The Village
Ovvero come M. Night Shyamalan reinventa l’America all’indomani dell’undici settembre.
Se c’è stato un film, all’indomani dell’undici settembre, capace di raccontare un’America in ginocchio, intorbidita dalla paura e dal dolore, questo è sicuramente The Village, una delle opere più controverse e affascinanti di M. Night Shyamalan.
In un what if radicale, si chiede il regista, sarebbe possibile azzerare tutto, dimenticare ogni cosa e ricominciare da capo? Inscenare un movimento contro la Storia, contro il progresso, contro il presente stesso? Creare una menzogna per i propri figli e poterla poi abitare, imponendo a loro insaputa un altro tempo, un altro spazio, un’altra società?
Il cuore di The Village è il ritorno all’isola felice, all’identità nazionale, al ghetto dove l’altro si rivela entità perfettamente riconoscibile. Il bosco che circonda il villaggio è la zona di confine, la frontiera che è proibito varcare. Lì fuori, avvertono gli anziani, vivono coloro che non si possono nominare: figure mostruose, spaventosamente diverse, abitanti del bosco oscuro. Gli anziani sanno che solo attraverso la paura possono garantire la verità del sogno, che il terrore è garante necessario della leggenda, ma dimenticano che qualcosa potrà sempre riaprire gli occhi a quelli che non vedono: l’amore (e in questo il film è straordinariamente politico: l’amore come strumento per sconfiggere la paura e ribaltare il potere).
Shyamalan racconta un’America per americani, isolati dal mondo, tornati a quell’Ottocento felice simulato in un villaggio. I Padri fondatori, disgustati dagli orrori del mondo, mettono in scena un verosimile tutto cinematografico. Con minuzia di dettagli, creano un set ineccepibile, una serie di regole e di presupposti morali e poi, come ogni metteur en scène che si rispetti, si lanciano in una conquista impossibile: l’utopia dell’innocenza dove il colore proibito è quello del sangue e della mela avvelenata.
Proprio come in una fiaba, in cui Cappuccetto Rosso si fa Cappuccetto Giallo e il Lupo Cattivo diviene l’altro da sé, lo sconosciuto. Ogni mistero è presto svelato, ogni traccia mostruosa si rivela una falsa pista, ogni paura si fa inconsistente non appena affrontata. La forza del terrore – strumento necessario per assicurare la salvezza di una civiltà - viene completamente declassata da un mistero più grande, quello del più cieco, del più generoso, del più innocente degli amori. D’altronde, come in un romanzo russo, gli unici che possono vedere in un mondo di bendati sono la donna cieca e il matto del villaggio. Non perché vedano più degli altri, ma perché vedono attraverso gli altri. Sono attratti dal frutto proibito, si macchiano le mani con il suo colore e, come versioni deviate di novelli Adamo ed Eva, lasciano l’Eden alle loro spalle perché stregati dalla conoscenza. Guardano in faccia il segreto più recondito del Paradiso e scoprono che la mela è stata avvelenata dallo stesso Padre non per crudeltà ma per eccesso d’amore (ammesso che ci sia una differenza).
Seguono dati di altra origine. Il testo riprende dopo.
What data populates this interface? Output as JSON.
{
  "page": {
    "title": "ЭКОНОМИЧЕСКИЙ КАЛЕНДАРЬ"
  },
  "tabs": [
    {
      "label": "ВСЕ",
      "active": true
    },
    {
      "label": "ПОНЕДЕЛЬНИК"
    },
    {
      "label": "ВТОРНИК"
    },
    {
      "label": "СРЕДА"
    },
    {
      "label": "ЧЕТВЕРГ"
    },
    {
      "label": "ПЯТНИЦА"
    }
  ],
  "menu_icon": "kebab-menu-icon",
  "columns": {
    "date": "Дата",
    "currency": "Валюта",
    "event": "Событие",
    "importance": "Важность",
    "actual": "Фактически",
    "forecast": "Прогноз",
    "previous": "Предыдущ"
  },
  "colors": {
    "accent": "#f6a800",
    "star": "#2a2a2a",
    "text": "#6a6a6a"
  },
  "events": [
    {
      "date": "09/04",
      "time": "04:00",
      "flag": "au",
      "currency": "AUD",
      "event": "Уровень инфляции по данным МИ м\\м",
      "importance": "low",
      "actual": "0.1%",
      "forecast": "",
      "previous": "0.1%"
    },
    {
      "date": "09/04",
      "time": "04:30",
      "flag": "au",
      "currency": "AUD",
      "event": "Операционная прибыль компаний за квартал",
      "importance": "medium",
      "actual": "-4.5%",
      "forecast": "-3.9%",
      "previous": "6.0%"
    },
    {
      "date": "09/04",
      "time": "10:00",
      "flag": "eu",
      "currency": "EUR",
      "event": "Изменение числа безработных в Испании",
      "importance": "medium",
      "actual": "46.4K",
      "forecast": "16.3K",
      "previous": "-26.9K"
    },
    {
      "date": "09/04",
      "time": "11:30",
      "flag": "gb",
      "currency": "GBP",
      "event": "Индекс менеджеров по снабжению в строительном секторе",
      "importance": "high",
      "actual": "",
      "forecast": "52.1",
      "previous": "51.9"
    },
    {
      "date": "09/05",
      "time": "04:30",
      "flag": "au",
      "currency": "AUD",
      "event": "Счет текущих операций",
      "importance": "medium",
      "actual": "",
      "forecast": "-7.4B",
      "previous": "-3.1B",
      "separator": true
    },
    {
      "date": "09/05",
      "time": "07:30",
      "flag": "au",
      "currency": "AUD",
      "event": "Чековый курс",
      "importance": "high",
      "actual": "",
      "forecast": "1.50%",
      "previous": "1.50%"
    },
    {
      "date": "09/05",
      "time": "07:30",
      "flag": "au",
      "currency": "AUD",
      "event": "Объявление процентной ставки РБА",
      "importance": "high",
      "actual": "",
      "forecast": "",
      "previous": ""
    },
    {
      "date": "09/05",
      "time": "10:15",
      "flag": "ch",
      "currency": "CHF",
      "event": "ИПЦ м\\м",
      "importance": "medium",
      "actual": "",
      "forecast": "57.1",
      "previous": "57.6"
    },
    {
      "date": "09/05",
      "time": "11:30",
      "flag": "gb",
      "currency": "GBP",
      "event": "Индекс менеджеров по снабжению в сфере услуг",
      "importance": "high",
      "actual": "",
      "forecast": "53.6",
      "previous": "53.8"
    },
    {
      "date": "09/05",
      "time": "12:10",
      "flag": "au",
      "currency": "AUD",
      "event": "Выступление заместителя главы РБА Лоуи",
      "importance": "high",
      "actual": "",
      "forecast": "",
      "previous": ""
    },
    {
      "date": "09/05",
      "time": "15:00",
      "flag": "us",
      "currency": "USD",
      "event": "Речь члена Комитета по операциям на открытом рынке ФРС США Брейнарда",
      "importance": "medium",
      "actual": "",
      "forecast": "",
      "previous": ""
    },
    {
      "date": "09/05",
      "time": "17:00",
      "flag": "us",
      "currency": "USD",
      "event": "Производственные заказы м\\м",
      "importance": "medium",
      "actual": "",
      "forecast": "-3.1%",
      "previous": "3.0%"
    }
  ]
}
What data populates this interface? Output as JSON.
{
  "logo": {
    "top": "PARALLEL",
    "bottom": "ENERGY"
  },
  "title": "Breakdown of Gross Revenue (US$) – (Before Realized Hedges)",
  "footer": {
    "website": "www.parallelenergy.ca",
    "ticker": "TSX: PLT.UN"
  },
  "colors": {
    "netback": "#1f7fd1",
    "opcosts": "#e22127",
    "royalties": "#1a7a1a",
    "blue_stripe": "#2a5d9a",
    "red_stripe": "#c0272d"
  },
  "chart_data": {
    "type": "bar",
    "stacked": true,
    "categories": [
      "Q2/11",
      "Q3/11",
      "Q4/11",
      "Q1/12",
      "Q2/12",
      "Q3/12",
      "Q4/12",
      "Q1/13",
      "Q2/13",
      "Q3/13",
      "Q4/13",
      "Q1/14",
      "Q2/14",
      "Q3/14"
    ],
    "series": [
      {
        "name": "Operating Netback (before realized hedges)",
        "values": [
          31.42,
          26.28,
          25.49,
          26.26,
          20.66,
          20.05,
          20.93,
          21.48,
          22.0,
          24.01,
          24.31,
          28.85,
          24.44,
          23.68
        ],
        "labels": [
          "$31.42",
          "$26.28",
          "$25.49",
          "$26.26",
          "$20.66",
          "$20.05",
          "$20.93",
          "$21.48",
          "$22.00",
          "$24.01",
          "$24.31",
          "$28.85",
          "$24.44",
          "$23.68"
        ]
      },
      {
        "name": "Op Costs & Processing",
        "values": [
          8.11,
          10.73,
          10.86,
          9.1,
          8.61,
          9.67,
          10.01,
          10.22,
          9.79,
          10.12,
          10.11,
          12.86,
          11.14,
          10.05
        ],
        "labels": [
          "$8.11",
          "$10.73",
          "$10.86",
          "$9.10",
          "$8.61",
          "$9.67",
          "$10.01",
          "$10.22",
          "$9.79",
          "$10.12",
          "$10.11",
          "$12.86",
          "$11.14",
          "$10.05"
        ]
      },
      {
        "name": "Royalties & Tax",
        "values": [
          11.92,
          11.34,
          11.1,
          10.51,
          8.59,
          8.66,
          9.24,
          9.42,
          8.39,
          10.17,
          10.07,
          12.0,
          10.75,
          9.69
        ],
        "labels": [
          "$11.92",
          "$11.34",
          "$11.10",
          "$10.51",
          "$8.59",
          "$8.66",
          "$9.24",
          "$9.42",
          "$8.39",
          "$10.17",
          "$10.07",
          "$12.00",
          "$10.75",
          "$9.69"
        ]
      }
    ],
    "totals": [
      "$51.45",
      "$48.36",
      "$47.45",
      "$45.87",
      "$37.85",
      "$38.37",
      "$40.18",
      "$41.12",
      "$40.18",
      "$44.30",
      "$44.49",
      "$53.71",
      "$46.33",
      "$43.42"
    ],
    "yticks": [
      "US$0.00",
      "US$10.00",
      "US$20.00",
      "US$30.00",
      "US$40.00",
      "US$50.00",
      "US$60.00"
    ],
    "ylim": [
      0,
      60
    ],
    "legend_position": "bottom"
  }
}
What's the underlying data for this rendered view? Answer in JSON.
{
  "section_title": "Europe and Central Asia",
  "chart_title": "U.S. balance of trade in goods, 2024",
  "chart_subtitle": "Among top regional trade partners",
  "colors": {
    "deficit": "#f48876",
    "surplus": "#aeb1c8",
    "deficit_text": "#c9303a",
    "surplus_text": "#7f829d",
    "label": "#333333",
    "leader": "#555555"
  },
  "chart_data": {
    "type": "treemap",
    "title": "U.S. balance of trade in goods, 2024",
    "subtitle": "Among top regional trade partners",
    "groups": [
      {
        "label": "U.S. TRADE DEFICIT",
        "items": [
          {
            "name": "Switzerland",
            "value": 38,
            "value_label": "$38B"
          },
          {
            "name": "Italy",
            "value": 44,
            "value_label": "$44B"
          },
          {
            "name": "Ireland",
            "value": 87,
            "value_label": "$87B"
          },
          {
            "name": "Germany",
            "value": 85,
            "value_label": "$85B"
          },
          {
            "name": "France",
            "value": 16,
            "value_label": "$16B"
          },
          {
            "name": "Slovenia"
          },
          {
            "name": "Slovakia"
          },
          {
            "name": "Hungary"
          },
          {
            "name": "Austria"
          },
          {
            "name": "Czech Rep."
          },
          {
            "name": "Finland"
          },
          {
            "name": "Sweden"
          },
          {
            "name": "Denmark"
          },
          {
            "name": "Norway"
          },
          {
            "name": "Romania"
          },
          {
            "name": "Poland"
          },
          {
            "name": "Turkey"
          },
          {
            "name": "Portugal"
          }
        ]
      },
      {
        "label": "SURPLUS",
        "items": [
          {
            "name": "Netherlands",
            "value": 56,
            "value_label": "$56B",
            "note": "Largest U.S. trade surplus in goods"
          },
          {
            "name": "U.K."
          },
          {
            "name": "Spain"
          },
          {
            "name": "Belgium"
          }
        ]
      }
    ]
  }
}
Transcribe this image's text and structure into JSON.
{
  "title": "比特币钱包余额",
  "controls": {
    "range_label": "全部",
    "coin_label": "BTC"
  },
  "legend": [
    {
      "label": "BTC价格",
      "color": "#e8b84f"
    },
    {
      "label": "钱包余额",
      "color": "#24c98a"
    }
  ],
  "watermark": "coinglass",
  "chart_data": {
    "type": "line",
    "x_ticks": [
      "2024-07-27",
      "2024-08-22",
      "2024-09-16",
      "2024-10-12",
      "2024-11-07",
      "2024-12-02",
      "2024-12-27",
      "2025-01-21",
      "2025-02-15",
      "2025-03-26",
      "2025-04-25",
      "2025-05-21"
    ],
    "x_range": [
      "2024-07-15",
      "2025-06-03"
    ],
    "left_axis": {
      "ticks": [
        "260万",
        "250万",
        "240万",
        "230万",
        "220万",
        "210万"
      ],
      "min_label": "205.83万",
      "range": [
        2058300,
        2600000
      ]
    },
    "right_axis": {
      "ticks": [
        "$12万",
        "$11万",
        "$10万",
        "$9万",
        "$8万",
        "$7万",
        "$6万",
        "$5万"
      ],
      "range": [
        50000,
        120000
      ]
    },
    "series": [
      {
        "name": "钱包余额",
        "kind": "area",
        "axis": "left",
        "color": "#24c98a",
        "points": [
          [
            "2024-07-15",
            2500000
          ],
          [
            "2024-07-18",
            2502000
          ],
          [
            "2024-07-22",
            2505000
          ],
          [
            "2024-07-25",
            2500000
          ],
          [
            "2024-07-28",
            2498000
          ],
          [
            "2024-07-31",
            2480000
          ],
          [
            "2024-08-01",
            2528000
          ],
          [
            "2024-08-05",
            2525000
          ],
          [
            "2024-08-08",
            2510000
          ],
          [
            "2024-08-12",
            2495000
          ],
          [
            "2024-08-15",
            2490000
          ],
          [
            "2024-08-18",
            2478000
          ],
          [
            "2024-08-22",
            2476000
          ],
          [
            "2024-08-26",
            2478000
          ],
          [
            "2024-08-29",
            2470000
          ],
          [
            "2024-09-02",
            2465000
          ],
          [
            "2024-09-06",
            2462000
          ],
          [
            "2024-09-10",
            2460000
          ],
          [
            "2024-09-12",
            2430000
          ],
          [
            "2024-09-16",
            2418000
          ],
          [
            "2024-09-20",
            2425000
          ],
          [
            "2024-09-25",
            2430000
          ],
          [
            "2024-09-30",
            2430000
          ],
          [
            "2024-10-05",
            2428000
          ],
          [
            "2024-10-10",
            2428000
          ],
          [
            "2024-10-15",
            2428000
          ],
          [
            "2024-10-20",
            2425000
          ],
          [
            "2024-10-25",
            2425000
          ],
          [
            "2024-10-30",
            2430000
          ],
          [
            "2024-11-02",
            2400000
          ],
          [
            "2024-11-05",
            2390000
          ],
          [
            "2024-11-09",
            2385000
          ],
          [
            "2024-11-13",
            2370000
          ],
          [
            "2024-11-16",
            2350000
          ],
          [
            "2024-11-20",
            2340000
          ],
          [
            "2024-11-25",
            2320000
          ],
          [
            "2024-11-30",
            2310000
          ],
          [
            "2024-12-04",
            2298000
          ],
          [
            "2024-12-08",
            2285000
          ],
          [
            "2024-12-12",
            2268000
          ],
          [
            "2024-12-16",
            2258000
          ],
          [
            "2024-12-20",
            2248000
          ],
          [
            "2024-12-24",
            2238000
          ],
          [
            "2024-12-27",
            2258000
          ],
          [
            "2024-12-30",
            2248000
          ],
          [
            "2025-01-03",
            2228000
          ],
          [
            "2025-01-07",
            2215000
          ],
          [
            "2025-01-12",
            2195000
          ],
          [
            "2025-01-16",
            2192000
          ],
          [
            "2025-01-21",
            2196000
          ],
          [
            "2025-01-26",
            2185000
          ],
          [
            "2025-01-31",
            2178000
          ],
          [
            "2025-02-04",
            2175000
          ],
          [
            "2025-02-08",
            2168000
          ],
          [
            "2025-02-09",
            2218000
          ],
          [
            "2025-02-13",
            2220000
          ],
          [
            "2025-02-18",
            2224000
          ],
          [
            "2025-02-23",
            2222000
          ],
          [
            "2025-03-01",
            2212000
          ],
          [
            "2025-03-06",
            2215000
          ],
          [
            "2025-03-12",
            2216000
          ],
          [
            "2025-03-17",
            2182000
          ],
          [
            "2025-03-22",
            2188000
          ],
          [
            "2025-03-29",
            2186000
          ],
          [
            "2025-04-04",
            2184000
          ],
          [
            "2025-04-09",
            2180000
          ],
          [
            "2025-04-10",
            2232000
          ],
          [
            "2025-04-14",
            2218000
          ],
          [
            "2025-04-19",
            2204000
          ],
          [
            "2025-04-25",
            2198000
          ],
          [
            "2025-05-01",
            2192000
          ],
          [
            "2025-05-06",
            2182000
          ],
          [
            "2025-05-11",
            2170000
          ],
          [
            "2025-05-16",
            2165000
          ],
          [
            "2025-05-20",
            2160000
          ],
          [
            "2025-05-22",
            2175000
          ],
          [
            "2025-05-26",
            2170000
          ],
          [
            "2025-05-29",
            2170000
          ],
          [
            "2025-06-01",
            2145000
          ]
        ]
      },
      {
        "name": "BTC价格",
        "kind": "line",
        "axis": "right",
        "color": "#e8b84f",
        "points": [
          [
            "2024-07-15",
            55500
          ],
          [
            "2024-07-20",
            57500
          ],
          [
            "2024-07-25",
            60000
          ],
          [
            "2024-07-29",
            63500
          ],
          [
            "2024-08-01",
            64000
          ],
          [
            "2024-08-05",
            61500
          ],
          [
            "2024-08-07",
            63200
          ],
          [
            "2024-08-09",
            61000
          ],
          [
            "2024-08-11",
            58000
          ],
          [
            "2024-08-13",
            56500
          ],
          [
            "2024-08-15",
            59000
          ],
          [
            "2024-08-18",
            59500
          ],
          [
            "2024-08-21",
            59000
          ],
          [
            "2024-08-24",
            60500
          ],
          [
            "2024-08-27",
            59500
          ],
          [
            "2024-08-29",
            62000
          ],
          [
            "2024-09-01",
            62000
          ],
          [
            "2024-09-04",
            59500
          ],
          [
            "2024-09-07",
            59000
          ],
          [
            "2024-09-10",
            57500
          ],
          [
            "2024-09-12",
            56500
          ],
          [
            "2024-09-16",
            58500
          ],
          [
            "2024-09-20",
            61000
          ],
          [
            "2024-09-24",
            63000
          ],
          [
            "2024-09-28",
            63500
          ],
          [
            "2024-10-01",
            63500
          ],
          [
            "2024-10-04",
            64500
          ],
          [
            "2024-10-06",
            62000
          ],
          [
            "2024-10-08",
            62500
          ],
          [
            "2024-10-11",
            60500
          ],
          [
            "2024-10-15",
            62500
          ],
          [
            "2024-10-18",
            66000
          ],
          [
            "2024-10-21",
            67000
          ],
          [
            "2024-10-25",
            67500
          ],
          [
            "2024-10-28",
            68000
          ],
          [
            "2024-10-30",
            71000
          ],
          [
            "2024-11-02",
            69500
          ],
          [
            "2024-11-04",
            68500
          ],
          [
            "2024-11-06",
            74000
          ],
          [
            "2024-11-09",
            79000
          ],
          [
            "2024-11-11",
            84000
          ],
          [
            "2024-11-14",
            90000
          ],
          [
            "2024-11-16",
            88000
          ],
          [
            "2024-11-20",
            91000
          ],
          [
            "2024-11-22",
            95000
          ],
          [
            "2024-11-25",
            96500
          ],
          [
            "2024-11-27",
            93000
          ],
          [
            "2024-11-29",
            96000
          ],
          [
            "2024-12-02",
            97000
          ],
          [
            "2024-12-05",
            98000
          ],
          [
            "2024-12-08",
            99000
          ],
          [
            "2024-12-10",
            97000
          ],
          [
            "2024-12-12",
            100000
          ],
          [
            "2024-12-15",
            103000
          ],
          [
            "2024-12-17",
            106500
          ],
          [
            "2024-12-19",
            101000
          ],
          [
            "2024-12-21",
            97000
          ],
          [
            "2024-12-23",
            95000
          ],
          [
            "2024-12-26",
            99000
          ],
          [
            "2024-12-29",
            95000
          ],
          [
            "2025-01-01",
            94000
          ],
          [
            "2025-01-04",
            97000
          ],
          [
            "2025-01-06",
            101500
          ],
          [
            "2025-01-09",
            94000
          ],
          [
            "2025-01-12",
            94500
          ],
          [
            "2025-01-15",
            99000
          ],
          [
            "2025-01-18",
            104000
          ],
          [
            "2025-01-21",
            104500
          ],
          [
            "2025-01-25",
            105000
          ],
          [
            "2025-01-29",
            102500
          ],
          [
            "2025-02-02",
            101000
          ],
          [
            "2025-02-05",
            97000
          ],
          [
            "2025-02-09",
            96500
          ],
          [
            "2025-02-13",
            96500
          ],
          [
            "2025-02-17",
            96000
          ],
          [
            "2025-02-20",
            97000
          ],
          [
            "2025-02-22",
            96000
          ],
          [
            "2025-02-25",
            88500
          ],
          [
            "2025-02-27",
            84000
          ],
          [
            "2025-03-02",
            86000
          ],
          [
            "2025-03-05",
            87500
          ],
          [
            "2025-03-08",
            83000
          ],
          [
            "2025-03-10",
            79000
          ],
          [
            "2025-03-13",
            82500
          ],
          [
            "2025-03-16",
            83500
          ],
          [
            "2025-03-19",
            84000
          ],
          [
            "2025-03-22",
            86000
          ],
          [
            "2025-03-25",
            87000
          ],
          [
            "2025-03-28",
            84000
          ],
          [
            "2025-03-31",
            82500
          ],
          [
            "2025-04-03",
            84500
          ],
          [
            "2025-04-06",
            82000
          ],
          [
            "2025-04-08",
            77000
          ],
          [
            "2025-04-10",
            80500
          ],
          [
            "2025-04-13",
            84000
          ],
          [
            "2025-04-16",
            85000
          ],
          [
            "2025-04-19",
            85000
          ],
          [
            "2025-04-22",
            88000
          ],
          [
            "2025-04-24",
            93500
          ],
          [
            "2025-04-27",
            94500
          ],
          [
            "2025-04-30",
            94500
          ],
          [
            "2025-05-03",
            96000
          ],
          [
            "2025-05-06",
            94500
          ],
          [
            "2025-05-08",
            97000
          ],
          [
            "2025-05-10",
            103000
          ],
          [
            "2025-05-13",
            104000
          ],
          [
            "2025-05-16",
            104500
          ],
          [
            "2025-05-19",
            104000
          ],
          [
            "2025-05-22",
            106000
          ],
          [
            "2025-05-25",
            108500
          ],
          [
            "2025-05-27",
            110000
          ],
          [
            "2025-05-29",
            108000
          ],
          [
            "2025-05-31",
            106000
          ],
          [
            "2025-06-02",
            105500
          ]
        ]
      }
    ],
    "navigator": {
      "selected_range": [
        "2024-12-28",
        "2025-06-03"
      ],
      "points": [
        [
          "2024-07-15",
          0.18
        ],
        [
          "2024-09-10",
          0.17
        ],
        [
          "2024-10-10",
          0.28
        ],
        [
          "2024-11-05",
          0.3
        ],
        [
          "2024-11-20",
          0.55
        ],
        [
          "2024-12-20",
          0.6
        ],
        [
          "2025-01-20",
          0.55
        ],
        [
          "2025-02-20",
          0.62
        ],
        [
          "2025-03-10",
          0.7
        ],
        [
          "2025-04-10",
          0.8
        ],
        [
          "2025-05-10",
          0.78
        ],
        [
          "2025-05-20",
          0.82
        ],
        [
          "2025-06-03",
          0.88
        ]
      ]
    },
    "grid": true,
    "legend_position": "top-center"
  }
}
Sono, ancora una volta, il lupo e la bambina: non c’è nessun mostro se non il buon vicino, nessuno straniero se non lo sconosciuto che noi siamo.
The Village allora si fa grande perché scopre che il demone è la nostra stessa ombra, che ci segue e ci modella nella buona e nella cattiva sorte. Che il sogno di un’America diversa è fondato sulle stesse storiche bugie di sempre: non c’è identità se non nella menzogna. Eppure, a interrompere l’eterno circolo di inganni, sovviene l’amore puro di quella ragazza cieca capace di attraversare il bosco, sconfiggere la paura, scoprire la città pur di salvare l’uomo che ama.
Il mondo può rigenerarsi e salvarsi soltanto grazie a un atto di fede.
E, alla fine, come il cinema insegna fin dai tempi di Liberty Valance, si preferisce continuare a vivere nella leggenda piuttosto che riaprire gli occhi e veder crollare le proprie torri.